Auch wenn die Bläschen längst abgeheilt sind, kann dein Kind das Virus noch über Wochen über den Stuhl ausscheiden. Trotzdem empfehlen RKI und Kinderärzte keine wochenlange Isolation — das wäre für die meisten Familien gar nicht umsetzbar und würde die Verbreitung kaum verhindern. Gründliche Hygiene reicht in den allermeisten Fällen aus.
Wann darf mein Kind wieder in die Kita?
Die Kernregel laut RKI: nach klinischer Genesung und sobald die Bläschen eingetrocknet sind — in der Regel ohne schriftliches ärztliches Attest. Faustregel der Kinderärzte: dein Kind sollte mindestens 24 Stunden fieberfrei sein, normal essen und trinken, sich allgemein wieder fit fühlen. Ein „Nicht-Ansteckend"-Attest gibt es nicht.
Diese Regel überrascht viele Eltern, denn sie passt nicht zur intuitiven Erwartung „so lange ansteckend = so lange zu Hause". Die Begründung der Kinderärzte (BVKJ): Da die Viren noch wochenlang über den Stuhl ausgeschieden werden, würde eine längere Isolation die Ausbreitung kaum verhindern. Entscheidend ist der klinische Zustand, also wie es deinem Kind wirklich geht.
⚠️ Wichtig zu wissen: Eltern können von Kitas nicht verlangen, dass andere Eltern ihr augenscheinlich gesundes Kind zu Hause behalten — auch wenn dieses Kind sichtbar Bläschen hat. Solange ein Kind sich gesund fühlt und 24 Stunden symptomfrei ist, darf es laut Empfehlung des BVKJ in die Einrichtung.
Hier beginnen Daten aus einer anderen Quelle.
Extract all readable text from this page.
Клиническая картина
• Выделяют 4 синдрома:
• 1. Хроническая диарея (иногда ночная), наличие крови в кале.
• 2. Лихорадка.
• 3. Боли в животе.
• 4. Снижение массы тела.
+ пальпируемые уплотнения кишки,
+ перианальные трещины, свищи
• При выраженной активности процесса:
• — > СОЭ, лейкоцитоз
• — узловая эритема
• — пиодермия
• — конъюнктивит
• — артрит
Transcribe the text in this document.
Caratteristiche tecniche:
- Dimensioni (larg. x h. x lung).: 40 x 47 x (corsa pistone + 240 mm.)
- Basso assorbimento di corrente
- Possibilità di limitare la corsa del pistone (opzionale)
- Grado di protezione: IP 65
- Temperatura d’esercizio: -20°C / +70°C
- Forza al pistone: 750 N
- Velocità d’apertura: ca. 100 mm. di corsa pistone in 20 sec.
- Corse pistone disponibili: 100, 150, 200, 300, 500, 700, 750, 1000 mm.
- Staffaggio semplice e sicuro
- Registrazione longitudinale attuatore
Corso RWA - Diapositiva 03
Sprich aber unbedingt mit deiner Kita ab, wann sie dein Kind zurücknimmt — Hausordnungen können strenger sein als die medizinische Mindestanforderung.
Was sagt die Kita oft trotzdem?
Viele Kitas bestehen aus Vorsicht oder Tradition auf längeren Wartezeiten — etwa bis zur kompletten Abheilung des Ausschlags. Das ist keine medizinische Vorgabe, sondern Hausrecht. Wenn dein Kind aber komplett munter ist, frag freundlich bei der Leitung nach: Die Empfehlungen von RKI und BVKJ sind eindeutig — eingetrocknete Bläschen reichen.
Welche Hausmittel helfen wirklich?
Eine spezifische Therapie gegen Hand-Fuß-Mund-Krankheit gibt es nicht — laut RKI ist nur eine symptomatische Behandlung möglich. Heißt: Schmerzen lindern, Fieber senken wenn nötig, viel zu trinken anbieten und gekühlte, weiche Speisen reichen. Antibiotika helfen nicht, weil es eine Virusinfektion ist. Bewährte Maßnahmen sind einfach umsetzbar — und genau das ist der Punkt.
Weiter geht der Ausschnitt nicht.